To compare the effects of backward walking training and forward walking training on spatiotemporal gait parameters, and gross motor function measures in children with cerebral palsy.Design:
Randomized controlled clinical trial.Setting:
Physical therapy clinics.Subjects:
A total of 30 children with hemiparetic cerebral palsy of both sexes (10 to 14 years of age, classified as I or II by gross motor function classification system) participated in this study. They were randomly assigned into two equal groups.Interventions:
Both groups received a conventional physical therapy program for 12 successive weeks (three sessions per week).

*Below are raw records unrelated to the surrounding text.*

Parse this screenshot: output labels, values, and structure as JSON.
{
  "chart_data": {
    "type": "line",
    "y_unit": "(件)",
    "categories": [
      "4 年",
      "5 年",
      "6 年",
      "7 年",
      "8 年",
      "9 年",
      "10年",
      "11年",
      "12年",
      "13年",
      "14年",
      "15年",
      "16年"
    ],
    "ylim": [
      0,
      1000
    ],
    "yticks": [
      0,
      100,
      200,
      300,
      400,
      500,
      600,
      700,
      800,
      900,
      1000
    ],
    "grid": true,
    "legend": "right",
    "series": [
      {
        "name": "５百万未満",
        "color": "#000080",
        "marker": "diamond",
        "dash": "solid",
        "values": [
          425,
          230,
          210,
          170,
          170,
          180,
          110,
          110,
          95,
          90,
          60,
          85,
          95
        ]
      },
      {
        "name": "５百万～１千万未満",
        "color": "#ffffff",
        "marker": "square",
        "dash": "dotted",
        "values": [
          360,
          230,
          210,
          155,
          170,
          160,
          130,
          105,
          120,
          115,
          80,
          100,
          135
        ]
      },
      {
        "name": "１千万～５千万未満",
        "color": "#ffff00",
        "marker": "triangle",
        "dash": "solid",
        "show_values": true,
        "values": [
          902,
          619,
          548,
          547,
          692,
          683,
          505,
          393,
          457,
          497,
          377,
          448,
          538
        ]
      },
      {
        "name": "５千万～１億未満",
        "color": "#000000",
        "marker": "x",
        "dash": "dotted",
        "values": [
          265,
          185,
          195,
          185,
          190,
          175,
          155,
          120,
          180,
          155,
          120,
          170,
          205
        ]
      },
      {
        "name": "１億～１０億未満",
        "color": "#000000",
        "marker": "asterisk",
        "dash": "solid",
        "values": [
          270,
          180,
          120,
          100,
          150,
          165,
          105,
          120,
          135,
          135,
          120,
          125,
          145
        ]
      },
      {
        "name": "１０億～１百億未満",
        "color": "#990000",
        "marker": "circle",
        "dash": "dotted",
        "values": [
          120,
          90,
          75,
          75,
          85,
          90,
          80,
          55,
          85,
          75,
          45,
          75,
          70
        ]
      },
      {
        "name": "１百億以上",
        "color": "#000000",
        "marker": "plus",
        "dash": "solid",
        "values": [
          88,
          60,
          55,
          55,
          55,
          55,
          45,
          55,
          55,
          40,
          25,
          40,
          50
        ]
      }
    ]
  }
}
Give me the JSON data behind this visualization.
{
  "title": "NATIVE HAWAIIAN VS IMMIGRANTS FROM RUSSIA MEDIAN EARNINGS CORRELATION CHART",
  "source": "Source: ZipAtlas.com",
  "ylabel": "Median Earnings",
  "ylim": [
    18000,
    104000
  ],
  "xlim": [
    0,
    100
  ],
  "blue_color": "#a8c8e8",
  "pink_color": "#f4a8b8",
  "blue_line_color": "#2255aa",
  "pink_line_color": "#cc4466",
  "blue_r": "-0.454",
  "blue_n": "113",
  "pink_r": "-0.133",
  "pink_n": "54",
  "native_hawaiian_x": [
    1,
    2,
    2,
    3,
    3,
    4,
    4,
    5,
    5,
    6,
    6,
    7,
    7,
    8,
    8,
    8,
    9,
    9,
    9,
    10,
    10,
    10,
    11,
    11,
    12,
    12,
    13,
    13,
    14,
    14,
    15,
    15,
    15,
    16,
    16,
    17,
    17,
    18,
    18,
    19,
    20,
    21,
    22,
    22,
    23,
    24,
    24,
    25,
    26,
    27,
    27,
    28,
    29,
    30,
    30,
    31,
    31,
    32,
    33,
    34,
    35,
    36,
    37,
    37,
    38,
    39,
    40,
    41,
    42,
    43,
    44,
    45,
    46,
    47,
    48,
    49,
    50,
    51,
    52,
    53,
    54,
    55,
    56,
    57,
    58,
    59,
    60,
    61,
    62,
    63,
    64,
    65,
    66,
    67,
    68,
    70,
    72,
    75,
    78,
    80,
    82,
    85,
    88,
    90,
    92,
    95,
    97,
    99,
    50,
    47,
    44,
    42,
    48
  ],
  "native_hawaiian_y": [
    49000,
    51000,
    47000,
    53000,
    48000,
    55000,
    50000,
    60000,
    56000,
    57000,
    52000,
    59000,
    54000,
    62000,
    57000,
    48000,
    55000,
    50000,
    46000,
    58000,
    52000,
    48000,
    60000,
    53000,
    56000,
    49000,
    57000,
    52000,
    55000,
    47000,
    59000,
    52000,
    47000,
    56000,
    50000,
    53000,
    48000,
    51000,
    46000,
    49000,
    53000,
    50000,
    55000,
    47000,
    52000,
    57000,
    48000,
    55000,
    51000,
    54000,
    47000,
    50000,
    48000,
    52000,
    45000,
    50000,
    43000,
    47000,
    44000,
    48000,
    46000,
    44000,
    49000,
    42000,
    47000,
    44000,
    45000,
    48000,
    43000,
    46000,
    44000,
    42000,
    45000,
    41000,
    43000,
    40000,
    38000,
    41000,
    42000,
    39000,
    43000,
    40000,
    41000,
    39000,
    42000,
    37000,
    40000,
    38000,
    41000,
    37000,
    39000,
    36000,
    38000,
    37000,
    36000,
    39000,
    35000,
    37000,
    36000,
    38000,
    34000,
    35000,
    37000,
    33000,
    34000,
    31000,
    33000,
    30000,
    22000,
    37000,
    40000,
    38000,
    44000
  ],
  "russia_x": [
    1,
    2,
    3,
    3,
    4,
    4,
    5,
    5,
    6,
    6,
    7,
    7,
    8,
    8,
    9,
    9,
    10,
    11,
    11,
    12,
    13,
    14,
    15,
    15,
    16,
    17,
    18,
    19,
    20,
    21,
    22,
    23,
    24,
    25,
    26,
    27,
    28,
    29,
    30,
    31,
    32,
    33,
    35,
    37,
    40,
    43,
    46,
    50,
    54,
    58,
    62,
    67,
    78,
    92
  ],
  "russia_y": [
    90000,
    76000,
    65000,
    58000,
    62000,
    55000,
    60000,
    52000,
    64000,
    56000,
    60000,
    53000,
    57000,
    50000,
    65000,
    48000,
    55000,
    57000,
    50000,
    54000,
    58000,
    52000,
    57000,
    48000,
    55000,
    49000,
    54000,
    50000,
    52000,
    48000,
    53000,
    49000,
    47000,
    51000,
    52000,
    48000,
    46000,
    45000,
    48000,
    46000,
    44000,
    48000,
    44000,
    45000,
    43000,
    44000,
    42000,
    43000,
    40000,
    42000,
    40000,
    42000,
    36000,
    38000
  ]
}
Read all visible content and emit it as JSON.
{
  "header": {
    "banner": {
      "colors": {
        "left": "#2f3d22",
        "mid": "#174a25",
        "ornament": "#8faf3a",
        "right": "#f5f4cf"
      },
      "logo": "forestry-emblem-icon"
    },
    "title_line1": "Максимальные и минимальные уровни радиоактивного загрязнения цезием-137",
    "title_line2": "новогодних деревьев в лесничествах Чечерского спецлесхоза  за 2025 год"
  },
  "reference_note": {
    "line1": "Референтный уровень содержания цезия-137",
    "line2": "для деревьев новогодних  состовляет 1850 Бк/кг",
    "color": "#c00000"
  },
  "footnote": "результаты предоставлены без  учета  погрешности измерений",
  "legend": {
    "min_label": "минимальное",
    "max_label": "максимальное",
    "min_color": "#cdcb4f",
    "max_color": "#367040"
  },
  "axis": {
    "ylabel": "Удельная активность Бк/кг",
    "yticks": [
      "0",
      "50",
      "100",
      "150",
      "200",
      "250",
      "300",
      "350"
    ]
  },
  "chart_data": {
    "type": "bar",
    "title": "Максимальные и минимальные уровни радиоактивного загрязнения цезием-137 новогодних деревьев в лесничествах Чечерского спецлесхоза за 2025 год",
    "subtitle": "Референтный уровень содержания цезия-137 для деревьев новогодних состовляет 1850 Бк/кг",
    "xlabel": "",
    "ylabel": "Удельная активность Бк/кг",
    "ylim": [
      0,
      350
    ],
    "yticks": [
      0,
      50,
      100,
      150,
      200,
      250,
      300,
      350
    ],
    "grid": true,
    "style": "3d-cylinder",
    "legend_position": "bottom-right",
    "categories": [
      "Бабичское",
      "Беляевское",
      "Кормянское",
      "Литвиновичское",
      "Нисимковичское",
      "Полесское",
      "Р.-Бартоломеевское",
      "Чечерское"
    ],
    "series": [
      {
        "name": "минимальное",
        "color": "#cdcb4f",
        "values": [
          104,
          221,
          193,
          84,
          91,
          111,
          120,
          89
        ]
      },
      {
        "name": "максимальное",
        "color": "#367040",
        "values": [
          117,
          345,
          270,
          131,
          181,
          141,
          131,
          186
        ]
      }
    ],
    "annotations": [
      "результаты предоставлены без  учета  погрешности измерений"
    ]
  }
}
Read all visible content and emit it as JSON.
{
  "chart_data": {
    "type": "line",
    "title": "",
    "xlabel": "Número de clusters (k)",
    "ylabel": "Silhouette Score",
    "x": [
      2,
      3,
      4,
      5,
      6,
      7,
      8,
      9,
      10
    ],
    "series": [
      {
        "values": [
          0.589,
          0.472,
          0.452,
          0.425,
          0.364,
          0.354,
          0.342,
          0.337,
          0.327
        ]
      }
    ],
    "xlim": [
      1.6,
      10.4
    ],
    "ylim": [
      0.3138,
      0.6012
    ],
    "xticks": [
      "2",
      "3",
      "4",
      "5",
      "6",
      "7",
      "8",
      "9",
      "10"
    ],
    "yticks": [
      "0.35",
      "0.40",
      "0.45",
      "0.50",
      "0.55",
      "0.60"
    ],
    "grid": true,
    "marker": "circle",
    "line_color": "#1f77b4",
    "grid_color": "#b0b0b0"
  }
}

The experimental group additionally received (25 min) backward walking training. The control group additionally received (25 min) forward walking training.Outcome measures:
Baseline, posttreatment, and follow-up assessment for spatiotemporal gait parameters and gross motor functions were evaluated by using three dimensional gait analysis system and gross motor function measures.Results:
There was a significant improvement in step length, walking velocity, cadence, stance phase, and swing phase percentage and gross motor function measures (Dimensions D and E) of the experimental group (0.55 ±0.16, 0.53 ±0.19, 121.73 ±2.89, 54.73 ±1.67, 44.40 ±1.40, 90.20 ±6.44, 82.47 ±12.82), respectively, than the control group (0.39 ±0.13, 0.46 ±0.20, 125.80 ±2.96, 50.27 ±1.62, 49.47 ±1.55, 82.47 ±7.05, 80.47 ±12.61), respectively, (p < 0.05). The significant improvement of all measured outcomes of the experimental group was maintained at 1 month follow-up assessment (p < 0.05).Conclusion:
In addition to a conventional physical therapy program, backward walking training is more effective than forward walking training on spatiotemporal gait parameters, and gross motor function measures in children with hemiparetic cerebral palsy.